Well, I use a triple store (OpenLink Virtuoso Open Source) in the indexing
phase but for storing indexed information I use ElasticSearch. Each dataset
has its own index with a set of predefined document type mappings. The main
reason for using in Elasticsearch was that it was much easier and faster to
do auto completions, term searches, and page generations using ES. Also
scaling with cluster of machines is more transparent in ES. Overall, my
experience with Elasticsearch is very positive. In addition, I use an in
memory cache (Ehcache) mainly to optimize the results that are paged etc.

Best Regards,
Nandana

>
> Am 08.10.2015 um 18:09 schrieb Nandana Mihindukulasooriya:
>
>> Hi all,
>>
>> We are developing a tool called Loupe [ http://loupe.linkeddata.es ] for
>> inspecting and exploring datasets to understand which vocabularies
>> (classes, and properties) are used in a dataset and which are common
>> triple patterns. Loupe has some similarities to LODStat, Aether,
>> ProLOD++, etc. but it provides the ability to dig into more details.
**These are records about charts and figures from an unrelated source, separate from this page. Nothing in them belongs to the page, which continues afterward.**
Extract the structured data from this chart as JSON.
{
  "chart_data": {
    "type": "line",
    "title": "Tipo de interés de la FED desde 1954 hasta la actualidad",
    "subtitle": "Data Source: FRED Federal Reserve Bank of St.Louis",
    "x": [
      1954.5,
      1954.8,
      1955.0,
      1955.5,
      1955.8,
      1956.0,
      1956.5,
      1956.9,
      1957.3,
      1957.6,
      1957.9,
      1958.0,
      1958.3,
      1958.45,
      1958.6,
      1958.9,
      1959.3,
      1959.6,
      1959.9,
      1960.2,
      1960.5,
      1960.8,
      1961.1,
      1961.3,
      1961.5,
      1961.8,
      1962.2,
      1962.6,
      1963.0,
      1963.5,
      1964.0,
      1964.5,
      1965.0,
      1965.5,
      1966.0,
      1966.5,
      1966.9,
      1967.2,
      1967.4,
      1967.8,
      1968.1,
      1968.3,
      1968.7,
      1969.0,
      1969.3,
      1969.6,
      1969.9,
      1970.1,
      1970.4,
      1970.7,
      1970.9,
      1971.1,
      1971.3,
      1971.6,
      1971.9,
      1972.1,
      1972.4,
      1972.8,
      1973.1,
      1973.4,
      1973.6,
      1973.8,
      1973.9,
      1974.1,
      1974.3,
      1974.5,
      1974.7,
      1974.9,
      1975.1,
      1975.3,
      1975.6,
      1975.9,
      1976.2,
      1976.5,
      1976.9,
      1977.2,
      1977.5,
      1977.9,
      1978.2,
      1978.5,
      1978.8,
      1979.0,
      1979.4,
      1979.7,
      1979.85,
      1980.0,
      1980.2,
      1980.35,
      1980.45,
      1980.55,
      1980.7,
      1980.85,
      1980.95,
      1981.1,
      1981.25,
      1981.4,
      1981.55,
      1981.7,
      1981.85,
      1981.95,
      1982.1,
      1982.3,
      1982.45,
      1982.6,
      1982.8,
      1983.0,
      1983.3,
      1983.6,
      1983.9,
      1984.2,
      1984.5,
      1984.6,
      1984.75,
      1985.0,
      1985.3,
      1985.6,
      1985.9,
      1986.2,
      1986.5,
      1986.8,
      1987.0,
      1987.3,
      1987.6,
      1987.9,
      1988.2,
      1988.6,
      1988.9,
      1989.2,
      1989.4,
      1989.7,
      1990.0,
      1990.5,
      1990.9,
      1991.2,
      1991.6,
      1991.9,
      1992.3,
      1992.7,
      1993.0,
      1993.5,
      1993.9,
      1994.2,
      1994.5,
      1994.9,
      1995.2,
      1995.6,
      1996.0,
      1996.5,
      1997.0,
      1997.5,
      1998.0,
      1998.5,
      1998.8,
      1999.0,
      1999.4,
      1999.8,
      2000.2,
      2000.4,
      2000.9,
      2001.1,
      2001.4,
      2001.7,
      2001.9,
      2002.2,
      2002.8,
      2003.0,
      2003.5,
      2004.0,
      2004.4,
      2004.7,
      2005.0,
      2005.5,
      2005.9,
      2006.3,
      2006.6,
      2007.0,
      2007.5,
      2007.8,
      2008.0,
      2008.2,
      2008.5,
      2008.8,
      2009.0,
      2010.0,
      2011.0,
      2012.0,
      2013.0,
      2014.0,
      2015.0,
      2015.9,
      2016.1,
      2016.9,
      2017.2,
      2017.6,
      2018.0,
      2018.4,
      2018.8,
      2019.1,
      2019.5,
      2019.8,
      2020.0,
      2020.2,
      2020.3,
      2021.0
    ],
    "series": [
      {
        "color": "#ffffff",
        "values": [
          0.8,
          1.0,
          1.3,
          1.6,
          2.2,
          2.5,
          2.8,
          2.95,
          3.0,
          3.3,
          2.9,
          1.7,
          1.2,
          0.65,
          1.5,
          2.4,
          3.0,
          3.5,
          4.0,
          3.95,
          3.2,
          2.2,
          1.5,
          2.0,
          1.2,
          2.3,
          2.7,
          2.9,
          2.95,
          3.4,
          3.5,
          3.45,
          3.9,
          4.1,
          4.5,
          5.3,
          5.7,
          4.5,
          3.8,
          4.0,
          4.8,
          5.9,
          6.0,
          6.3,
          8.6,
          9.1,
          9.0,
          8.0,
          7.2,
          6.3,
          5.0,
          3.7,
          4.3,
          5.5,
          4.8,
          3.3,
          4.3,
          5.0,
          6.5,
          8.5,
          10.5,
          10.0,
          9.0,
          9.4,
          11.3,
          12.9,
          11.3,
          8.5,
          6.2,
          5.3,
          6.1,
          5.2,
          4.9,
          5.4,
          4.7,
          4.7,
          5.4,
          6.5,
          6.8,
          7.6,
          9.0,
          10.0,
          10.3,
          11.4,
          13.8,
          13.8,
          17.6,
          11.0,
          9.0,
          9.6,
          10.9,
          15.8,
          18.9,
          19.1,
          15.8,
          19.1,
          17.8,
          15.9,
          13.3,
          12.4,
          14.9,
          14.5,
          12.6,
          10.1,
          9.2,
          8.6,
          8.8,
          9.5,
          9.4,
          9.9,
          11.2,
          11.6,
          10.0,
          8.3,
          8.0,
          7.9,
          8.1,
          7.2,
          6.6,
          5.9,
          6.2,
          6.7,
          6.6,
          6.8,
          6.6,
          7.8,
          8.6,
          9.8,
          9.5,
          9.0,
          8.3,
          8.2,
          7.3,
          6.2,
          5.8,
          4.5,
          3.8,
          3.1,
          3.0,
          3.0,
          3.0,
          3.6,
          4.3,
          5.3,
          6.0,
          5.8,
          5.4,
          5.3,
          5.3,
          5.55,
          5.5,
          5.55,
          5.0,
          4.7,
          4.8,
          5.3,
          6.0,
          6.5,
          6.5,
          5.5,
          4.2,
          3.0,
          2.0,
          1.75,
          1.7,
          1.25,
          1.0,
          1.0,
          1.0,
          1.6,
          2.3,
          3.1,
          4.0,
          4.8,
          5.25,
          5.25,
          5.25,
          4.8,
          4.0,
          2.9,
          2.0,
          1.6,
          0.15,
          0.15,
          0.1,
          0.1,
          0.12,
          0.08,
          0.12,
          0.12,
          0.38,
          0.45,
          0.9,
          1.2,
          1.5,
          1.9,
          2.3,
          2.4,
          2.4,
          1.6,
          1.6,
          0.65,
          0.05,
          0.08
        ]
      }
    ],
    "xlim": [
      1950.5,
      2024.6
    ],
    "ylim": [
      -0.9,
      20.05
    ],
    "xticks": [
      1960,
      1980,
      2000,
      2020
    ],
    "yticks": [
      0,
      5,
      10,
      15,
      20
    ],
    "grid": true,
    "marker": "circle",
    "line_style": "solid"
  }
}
It
>> also connects the information provided directly to data so that so that
>> one can see the triples that correspond to those numbers.  At the
>> moment, it indexes 2+ billion triples from datasets including DBpedia
>> (17 languages), wikidata, Linked Brainz, Bio models, etc.
>>
>> It's easier to describe what information Loupe provides using an
>> example. If we take the DBpedia dataset, first it provides a summary
>> with the number of triples, distinct subjects, objects, their
>> composition (IRIs, blank nodes, literals), etc. and summary of the other
>> information that we will present below. http://tinyurl.com/loupe-dbpedia
>>
>> The class explorer provides the list of 941 classes used, number of
>> instances per each class, number classes in each namespace etc. It also
>> allows you to search for classes. http://tinyurl.com/dbpedia-classes
>>
>> If we select a concrete class such as dbo:Person, it shows the 13,128
>> distinct properties associated with instances of dbo:Person and the
>> probability that a given property is found in an instance. It also
>> provides a list 438 other types that are declared in dbo:Person
>> instances which can be equivalents classes, superclasses, subclasses,
>> etc. http://tinyurl.com/dbo-person
>>
>> The property explorer provides a list of 60347 properties with the
>> number of triples, number properties in each namespace etc. It also
>> allows searching. http://tinyurl.com/dbpedia-properties
>>
>> Again, if we select a concrete property such as dbprop:name, it looks at
>> all the triples that contain the given property and analyze the subjects
>> and objects of those triples. For subjects, it looks at IRI / blank node
>> counts and also the their types. For objects, it does the same but
>> additionally analyzes literals for numeric, integers, averages, min,
>> max, etc. http://tinyurl.com/dbp-name
>>
>> The triple pattern explorer allows you to search the 3,807,196 abstract
>> triple patterns. http://tinyurl.com/dbpedia-triple-patterns
>> Or you can select a pattern you are interested, for instance what are
>> the properties that connect dbo:Politician to dbo:Criminal
>> http://tinyurl.com/politician-criminal
>>
>> In all these cases, the numbers are directly linked to the corresponding
>> triples.
>>
>> That's a glimpse of Loupe.  We would like to know whether it useful to
>> your use cases so that we can keep improving it. It's still in its early
>> stages so any feedback on improvements are more than welcome. If are
>> interested, we will we doing a demo [1] at ISWC 2015.
>>
>> Best Regards,
>> Nandana Mihindukulasooriya
>> María Poveda Villalón
>> Raúl García Castro
>> Asunción Gómez Pérez
>>
>> [1] Nandana Mihindukulasooriya, María Poveda Villalón, Raúl García
>> Castro, and Asunción Gómez Pérez. "Loupe - An Online Tool for Inspecting
>> Datasets in the Linked Data Cloud", Demo at The 14th International
>> Semantic Web Conference, Bethlehem, USA, 2015.
>>
>

Received on Saturday, 10 October 2015 08:40:59 UTC